Петруха обиженно нахмурился, помолчал и нехотя выдавил из себя:
— Скасал — я дулак, сказал на тыхы эхэ сенис. Баба медведь сенис. На… мед… медведиса по лусски…
— Ну… — Ваня не нашелся что ответить.
— Вледный дед был, — посетовал Петруха. — Вледный остался, когда умел. Еще больсе стал вледный и слой. Но плавда скасал, тот
— А сейчас что ты спрашивал? И что он ответил?
— Спласивал — как дальсе быть. Он скасал… опять скасал — я дулак. Есе скасал помилать будес сколо, потому что дулак. Вот я и хотел умный дела делать, стобы не дулак…
«Пошли в жопу твоего деда!» — посоветовал Ваня Петрухе, но только мысленно.
— Ты, навелное, плав, Ванюска, — вдруг кивнул якут. — Надо думать свой голова, не деда. Засем сталый дулак слусать? А помилай… помилай успею всегда. Давай делать так… севодня посно усе, савтла лано выходим, будем плобовать выходить сдеся… — он показал веточкой на карту. — Севодня много кусать и спать, стобы сильный быть…
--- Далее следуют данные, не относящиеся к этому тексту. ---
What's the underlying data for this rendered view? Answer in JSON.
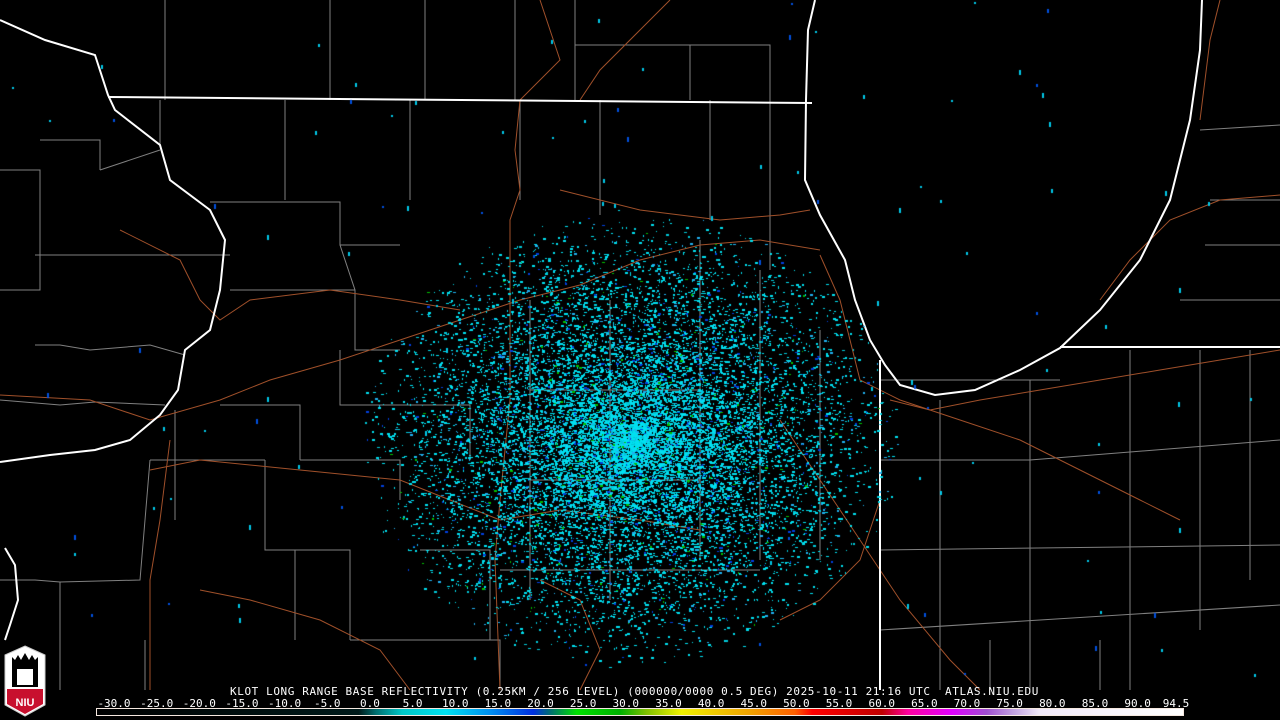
{
  "product_title": "KLOT LONG RANGE BASE REFLECTIVITY (0.25KM / 256 LEVEL) (000000/0000 0.5 DEG) 2025-10-11 21:16 UTC  ATLAS.NIU.EDU",
  "logo_text": "NIU",
  "colorbar": {
    "min": -30.0,
    "max": 94.5,
    "labels": [
      "-30.0",
      "-25.0",
      "-20.0",
      "-15.0",
      "-10.0",
      "-5.0",
      "0.0",
      "5.0",
      "10.0",
      "15.0",
      "20.0",
      "25.0",
      "30.0",
      "35.0",
      "40.0",
      "45.0",
      "50.0",
      "55.0",
      "60.0",
      "65.0",
      "70.0",
      "75.0",
      "80.0",
      "85.0",
      "90.0",
      "94.5"
    ],
    "stops": [
      {
        "v": -30,
        "c": "#000000"
      },
      {
        "v": 0,
        "c": "#001a1a"
      },
      {
        "v": 2,
        "c": "#007070"
      },
      {
        "v": 5,
        "c": "#00c8c8"
      },
      {
        "v": 10,
        "c": "#00e0f0"
      },
      {
        "v": 15,
        "c": "#0090f0"
      },
      {
        "v": 20,
        "c": "#0030e0"
      },
      {
        "v": 22,
        "c": "#007070"
      },
      {
        "v": 25,
        "c": "#00e000"
      },
      {
        "v": 30,
        "c": "#00b000"
      },
      {
        "v": 33,
        "c": "#80c000"
      },
      {
        "v": 37,
        "c": "#f0f000"
      },
      {
        "v": 45,
        "c": "#f0a000"
      },
      {
        "v": 50,
        "c": "#ff6000"
      },
      {
        "v": 52,
        "c": "#ff0000"
      },
      {
        "v": 60,
        "c": "#c00000"
      },
      {
        "v": 63,
        "c": "#ff00a0"
      },
      {
        "v": 68,
        "c": "#e000ff"
      },
      {
        "v": 72,
        "c": "#a050d0"
      },
      {
        "v": 75,
        "c": "#c0a0e0"
      },
      {
        "v": 78,
        "c": "#f0e8f8"
      },
      {
        "v": 94.5,
        "c": "#ffffff"
      }
    ]
  },
  "colors": {
    "state": "#ffffff",
    "county": "#808080",
    "road": "#a0502a",
    "echo": "#00d0e0"
  }
}
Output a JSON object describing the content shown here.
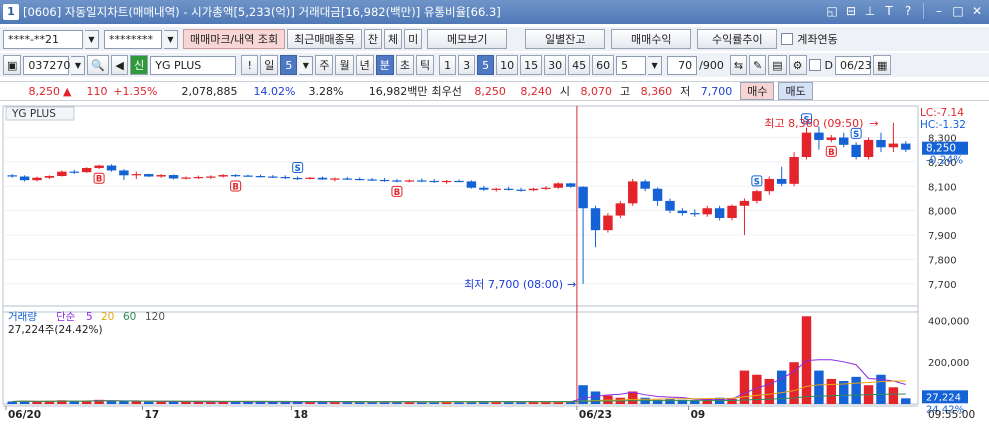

Из кустов малины появилась Динара Хусаинова, застенчиво застыла, не доходя пары шагов до Вани с Петрухой и тихо, отчаянно стесняясь, пробормотала.
— Я там еду приготовила…
Хусаинова тоже особо не обременила себя одеждой, на ней, как и на Елистратовой, была одна нижняя рубаха, размеров эдак на три больше, сидевшая на ней как колокол. Из этого «колокола» торчали тоненькие, кривоватые ножки, казавшиеся еще более тонкими и кривоватыми, оттого, что икры болтались в широких голенищах сапог.
Но Петруха, похоже, испытывал то же самое, что Ваня часом раньше при виде Варвары Сергеевны. Якут широко вытаращил на девушку глаза и даже открыл рот.
Хусаинова совсем засмущалась, что-то буркнула и сбежала.
— Нравится? — Ваня толкнул Петруху локтем в бок.
— Ага, нравися, — якут судорожно сглотнул. — Класивый девка. И умный. Молсит больсе сем говолит…
— Так поговори с ней. Просто поговори, — посоветовал Ваня, вставая. — Только сначала вымойся.
— Засем?
— Затем.
— Холосо, идем кусать…
Женский личный состав уже собрался около покосившейся избушки. В зимовье нашелся древний, медный котелок и этот котелок сейчас булькал на костерке.
Машка при виде Ивана сразу же скорчила недовольную рожу и даже отвернулась. Варвара Сергеевна, выглядела, как всегда, прекрасно и, как всегда, невозмутимо. Правда в ее глазах играли лукавые смешинки, когда она смотрела на Ваню.
— Вот, возьмите, — Динара подала Ивану большую деревянную ложку, выстроганную по пути якутом.
Ваня чертыхнулся про себя, как командир отряда, он автоматически право распределять пайку, что сильно смущало Ивана.
Маша и Варвара Сергеевна тут же протянули крышки от котелков и требовательно, с намеком, уставились на Ваню, мол, делай выбор, кому первой набирать.
Иван плюнул мысленно и первой навалил варева Хусаиновой, потом Петрухе, а уже дальше, Маше и Варваре Сергеевне, за что был удостоен крайне пренебрежительных взглядов.